ブーツを脱いだファンタジスタ。

ティフォージにも,フットボール・フリークにも愛されたフットボーラー。


 そんな選手がブーツを脱ぐ,という記事(スポナビ)を見つけ,同じサイトで紹介されていた彼の略歴(スポナビ)を見直しながら,ちょうどチェルシーでプレイしていた時期と,私がロンドンに住んでいた時期が重なっていたことなどを思い出していました。


 ジャンフランコ・ゾーラ。


 一時期,彼が所属していたクラブから程近いところに住んでいながら,彼のプレーをスタンフォード・ブリッジで実際に目にする機会には恵まれませんでした。クラブ・メンバーでも,ましてやシーズンチケット・ホルダーでもない私にとっては,“スタンフォード・ブリッジ”のスタンドに入場するための(財政的な)ハードルは結構高かったのです。チューブの駅からスタジアムに向かう道すがら,マッチ・スケジュールを表示する看板があるのですが,“SOLD OUT”という表示を見るたびに「今回も無理か・・・」と思っていたことを思い出します。


 というわけで,水曜日,あるいは土曜日の午後はTVにかじりついていたわけですが,ブルーのユニフォームをまとったゾーラは,イタリア時代とは微妙にプレースタイルを変えていたのかも知れないけれど,変わらぬ魅力を放っていたように覚えています。
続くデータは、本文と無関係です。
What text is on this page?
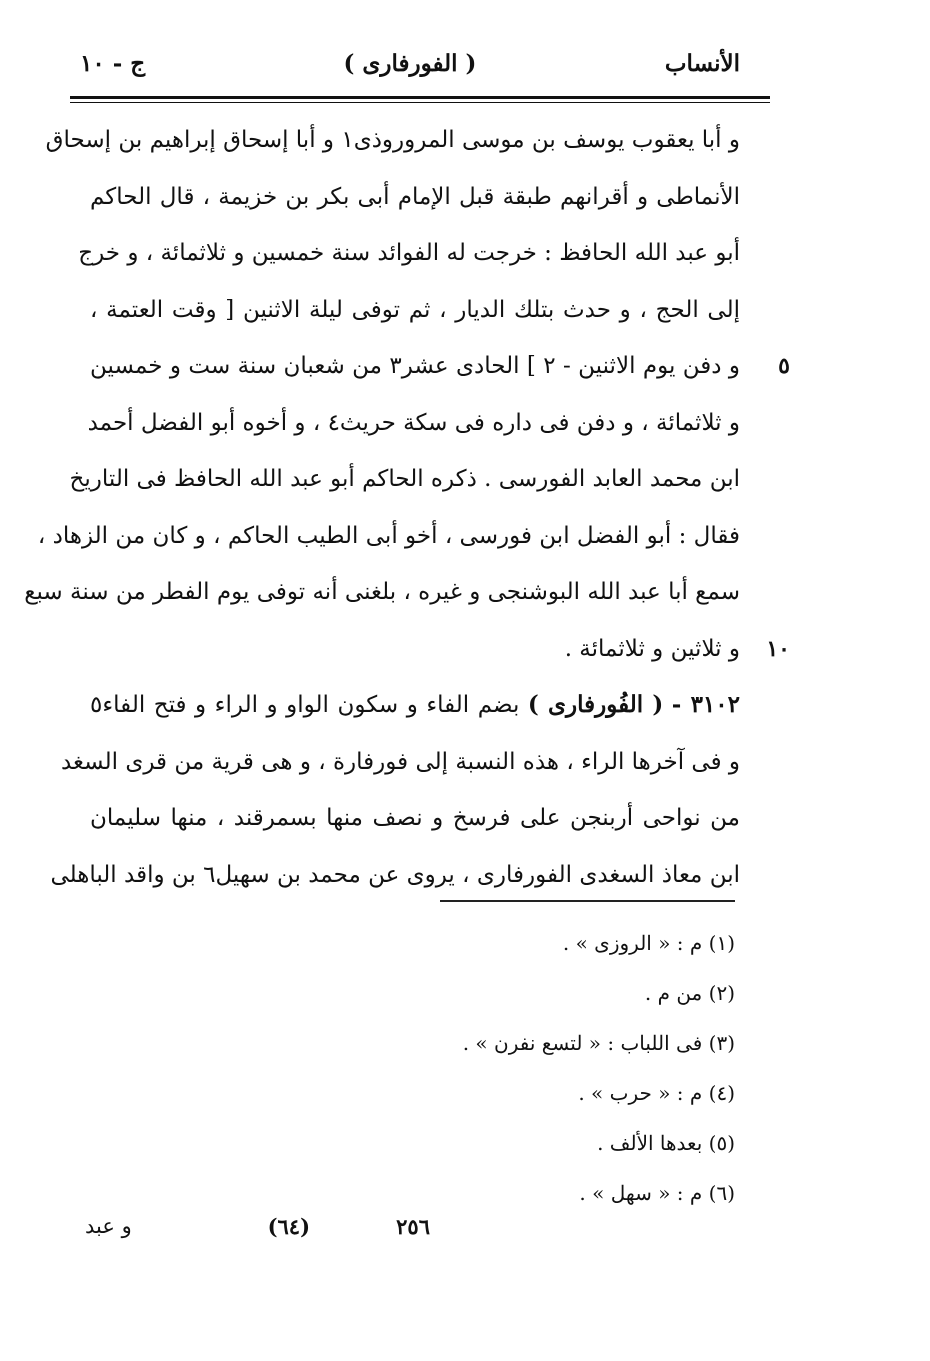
الأنساب
( الفورفارى )
ج - ١٠
و أبا يعقوب يوسف بن موسى المروروذى١ و أبا إسحاق إبراهيم بن إسحاق
الأنماطى و أقرانهم طبقة قبل الإمام أبى بكر بن خزيمة ، قال الحاكم
أبو عبد الله الحافظ : خرجت له الفوائد سنة خمسين و ثلاثمائة ، و خرج
إلى الحج ، و حدث بتلك الديار ، ثم توفى ليلة الاثنين [ وقت العتمة ،
٥
و دفن يوم الاثنين - ٢ ] الحادى عشر٣ من شعبان سنة ست و خمسين
و ثلاثمائة ، و دفن فى داره فى سكة حريث٤ ، و أخوه أبو الفضل أحمد
ابن محمد العابد الفورسى . ذكره الحاكم أبو عبد الله الحافظ فى التاريخ
فقال : أبو الفضل ابن فورسى ، أخو أبى الطيب الحاكم ، و كان من الزهاد ،
سمع أبا عبد الله البوشنجى و غيره ، بلغنى أنه توفى يوم الفطر من سنة سبع
١٠
و ثلاثين و ثلاثمائة .
٣١٠٢ - ( الفُورفارى ) بضم الفاء و سكون الواو و الراء و فتح الفاء٥
و فى آخرها الراء ، هذه النسبة إلى فورفارة ، و هى قرية من قرى السغد
من نواحى أربنجن على فرسخ و نصف منها بسمرقند ، منها سليمان
ابن معاذ السغدى الفورفارى ، يروى عن محمد بن سهيل٦ بن واقد الباهلى
(١) م : « الروزى » .
(٢) من م .
(٣) فى اللباب : « لتسع نفرن » .
(٤) م : « حرب » .
(٥) بعدها الألف .
(٦) م : « سهل » .
٢٥٦
(٦٤)
و عبد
 実際に見る機会はあまりなかったのですが,イタリアに戻ってからの彼の活躍は“インディアン・サマー”と呼ぶに相応しいものであったようです。個性溢れるプレー・スタイルを持った選手がピッチを去ることは寂しいですが,見方を変えれば,充実したフットボーラーとしてのキャリアを最高の形で締め括ったのではないでしょうか。そう思います。